Yes, a tinge off-subject from my usual adventure travel work for the Times. But this was an interesting story nonetheless. It was eye opening to meet people like Benn Dunn, 35, a risk-management consultant who came to Crested Butte on a ski vacation three years ago. He moved back permanently a couple of months later. Dunn came from Canton, Conn., where he was burdened with daily commutes to Hartford or Manhattan. “I felt like I was spending my life in a car.”
Now Dunn, who is married and has two young children, bikes five blocks to work.
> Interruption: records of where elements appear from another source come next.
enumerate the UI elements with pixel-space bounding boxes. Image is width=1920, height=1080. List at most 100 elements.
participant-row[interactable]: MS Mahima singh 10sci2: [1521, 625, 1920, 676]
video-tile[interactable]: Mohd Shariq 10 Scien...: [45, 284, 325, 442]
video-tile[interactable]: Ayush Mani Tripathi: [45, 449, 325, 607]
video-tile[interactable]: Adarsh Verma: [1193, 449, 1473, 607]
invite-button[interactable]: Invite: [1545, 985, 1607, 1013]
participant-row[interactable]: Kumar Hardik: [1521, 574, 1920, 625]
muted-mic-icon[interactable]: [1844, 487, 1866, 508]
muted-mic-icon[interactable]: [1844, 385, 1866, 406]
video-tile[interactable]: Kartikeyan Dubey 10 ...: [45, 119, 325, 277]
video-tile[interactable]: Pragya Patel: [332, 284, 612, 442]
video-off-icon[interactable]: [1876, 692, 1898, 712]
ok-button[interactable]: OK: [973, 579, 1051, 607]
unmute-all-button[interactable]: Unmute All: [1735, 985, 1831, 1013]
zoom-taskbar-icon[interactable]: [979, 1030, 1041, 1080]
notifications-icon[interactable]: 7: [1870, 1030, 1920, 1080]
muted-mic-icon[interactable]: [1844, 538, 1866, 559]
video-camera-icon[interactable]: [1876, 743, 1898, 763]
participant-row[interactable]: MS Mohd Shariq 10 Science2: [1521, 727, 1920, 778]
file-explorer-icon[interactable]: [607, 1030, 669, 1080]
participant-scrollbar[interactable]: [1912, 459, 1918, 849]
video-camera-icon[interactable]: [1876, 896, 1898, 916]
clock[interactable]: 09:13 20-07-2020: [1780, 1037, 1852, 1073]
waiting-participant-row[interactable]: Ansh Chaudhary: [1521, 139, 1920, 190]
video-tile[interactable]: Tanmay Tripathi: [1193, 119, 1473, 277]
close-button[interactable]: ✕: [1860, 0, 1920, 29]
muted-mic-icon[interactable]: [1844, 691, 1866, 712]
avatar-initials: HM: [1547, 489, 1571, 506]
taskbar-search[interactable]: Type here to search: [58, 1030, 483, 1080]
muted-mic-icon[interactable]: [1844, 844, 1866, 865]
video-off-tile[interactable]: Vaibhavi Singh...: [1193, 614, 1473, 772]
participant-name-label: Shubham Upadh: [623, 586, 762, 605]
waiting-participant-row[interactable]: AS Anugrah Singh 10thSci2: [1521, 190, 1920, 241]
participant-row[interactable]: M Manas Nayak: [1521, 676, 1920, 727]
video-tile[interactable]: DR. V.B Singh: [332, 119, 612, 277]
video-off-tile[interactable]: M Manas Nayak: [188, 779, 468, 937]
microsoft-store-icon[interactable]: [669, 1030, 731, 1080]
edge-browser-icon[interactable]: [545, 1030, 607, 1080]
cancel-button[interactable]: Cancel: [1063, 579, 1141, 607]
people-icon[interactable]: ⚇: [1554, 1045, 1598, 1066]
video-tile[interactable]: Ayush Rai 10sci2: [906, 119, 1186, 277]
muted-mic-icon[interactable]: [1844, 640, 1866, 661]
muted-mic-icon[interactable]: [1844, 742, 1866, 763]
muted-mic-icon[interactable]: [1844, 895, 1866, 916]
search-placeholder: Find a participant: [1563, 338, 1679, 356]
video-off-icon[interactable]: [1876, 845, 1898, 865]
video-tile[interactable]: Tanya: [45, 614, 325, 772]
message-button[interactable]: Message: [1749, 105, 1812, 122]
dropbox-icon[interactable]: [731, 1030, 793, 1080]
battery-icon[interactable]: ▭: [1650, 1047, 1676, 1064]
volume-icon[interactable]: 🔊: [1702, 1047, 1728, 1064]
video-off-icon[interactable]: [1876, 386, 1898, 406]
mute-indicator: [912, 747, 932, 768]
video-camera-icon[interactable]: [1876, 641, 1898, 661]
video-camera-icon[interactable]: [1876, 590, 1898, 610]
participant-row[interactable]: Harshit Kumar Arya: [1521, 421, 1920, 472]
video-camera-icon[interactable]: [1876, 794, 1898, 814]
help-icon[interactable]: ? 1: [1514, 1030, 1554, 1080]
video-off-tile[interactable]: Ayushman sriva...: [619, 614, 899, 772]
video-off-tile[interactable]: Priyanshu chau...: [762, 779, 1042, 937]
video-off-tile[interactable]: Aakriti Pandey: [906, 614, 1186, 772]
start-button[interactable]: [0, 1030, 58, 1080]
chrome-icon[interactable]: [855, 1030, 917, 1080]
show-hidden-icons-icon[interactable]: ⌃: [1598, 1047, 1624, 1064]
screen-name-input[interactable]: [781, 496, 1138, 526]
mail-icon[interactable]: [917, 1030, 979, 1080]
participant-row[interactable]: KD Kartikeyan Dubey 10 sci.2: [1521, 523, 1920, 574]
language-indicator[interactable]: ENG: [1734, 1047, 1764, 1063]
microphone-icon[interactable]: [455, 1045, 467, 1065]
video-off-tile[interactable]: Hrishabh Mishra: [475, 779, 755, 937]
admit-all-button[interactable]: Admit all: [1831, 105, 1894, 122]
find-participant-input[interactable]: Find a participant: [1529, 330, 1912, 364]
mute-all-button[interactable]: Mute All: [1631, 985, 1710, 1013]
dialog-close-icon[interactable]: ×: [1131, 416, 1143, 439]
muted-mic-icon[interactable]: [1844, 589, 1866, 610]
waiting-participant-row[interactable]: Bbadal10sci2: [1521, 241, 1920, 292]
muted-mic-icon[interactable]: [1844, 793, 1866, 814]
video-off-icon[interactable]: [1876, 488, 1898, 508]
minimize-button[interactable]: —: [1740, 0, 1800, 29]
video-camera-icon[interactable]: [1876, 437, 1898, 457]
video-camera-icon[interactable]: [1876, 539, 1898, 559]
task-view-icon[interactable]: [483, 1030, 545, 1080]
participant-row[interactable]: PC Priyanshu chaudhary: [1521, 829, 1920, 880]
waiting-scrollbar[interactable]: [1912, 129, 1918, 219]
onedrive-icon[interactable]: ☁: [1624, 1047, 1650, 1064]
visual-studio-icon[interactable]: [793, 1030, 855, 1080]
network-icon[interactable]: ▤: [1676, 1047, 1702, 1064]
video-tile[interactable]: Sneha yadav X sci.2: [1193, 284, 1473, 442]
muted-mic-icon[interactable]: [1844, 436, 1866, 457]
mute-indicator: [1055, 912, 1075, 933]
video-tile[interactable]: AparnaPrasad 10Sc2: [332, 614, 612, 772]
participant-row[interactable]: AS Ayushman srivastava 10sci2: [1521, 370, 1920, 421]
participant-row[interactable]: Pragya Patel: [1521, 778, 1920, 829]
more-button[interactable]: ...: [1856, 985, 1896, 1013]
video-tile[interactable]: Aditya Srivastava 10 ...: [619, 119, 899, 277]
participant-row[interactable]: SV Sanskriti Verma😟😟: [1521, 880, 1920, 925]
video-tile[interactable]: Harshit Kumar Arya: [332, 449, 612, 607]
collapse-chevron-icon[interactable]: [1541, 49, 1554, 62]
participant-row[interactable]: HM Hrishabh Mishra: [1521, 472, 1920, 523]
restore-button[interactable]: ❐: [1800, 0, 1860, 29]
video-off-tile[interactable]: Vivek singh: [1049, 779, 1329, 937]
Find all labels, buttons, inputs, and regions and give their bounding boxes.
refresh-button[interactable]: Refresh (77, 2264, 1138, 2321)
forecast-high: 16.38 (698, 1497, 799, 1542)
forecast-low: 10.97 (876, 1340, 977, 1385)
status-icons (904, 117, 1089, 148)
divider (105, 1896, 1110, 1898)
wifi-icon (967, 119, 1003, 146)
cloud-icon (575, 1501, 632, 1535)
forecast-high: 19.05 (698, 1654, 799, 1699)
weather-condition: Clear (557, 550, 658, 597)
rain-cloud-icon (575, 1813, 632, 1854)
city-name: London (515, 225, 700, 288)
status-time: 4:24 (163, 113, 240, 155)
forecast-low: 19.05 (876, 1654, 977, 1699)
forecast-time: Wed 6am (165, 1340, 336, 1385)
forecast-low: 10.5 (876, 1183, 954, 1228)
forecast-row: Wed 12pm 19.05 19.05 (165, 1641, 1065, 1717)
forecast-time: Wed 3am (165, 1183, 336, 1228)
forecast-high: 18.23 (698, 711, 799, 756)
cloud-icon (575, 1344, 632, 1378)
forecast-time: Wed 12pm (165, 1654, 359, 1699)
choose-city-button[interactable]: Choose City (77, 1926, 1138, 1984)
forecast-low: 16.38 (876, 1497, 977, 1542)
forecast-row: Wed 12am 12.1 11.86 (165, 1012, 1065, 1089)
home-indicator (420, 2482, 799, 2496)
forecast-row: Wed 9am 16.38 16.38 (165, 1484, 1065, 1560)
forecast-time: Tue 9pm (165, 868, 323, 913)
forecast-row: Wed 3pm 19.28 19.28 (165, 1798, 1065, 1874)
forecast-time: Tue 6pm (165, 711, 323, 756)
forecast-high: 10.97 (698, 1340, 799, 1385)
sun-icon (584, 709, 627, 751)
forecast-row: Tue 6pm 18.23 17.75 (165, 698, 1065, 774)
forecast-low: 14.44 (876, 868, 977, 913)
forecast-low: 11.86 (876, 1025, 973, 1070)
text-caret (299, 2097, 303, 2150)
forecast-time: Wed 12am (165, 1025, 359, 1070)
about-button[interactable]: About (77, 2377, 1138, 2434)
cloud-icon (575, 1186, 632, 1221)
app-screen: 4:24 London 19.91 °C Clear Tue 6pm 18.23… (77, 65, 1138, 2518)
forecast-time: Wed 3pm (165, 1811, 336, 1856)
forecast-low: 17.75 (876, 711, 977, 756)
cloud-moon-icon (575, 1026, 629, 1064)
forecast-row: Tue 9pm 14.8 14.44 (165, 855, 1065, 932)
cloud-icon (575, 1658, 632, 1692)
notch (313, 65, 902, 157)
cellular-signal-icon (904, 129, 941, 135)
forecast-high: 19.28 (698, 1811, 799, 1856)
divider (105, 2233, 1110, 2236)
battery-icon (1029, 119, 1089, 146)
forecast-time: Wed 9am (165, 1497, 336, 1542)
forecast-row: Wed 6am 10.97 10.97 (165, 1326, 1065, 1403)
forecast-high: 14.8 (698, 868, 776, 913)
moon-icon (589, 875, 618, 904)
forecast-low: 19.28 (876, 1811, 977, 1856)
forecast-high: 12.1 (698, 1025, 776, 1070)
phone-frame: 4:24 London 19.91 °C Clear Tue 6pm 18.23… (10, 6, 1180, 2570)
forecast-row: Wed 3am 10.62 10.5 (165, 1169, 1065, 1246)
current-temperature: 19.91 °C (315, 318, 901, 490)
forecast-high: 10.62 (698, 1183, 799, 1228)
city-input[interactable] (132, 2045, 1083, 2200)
He skis in the backcountry above Crested Butte several weekday mornings, climbing mountains to find untracked snow and taking calls and e-mail, sometimes surreptitiously, on a BlackBerry from offices back East. “They don’t always need to know where I am,” he said.
The Crested Butte area, an alpine valley home to fewer than 3,000 people, is certainly not alone in this trend, but it offers a revealing window into the phenomenon of telecommuting from a community formerly cut off from the world.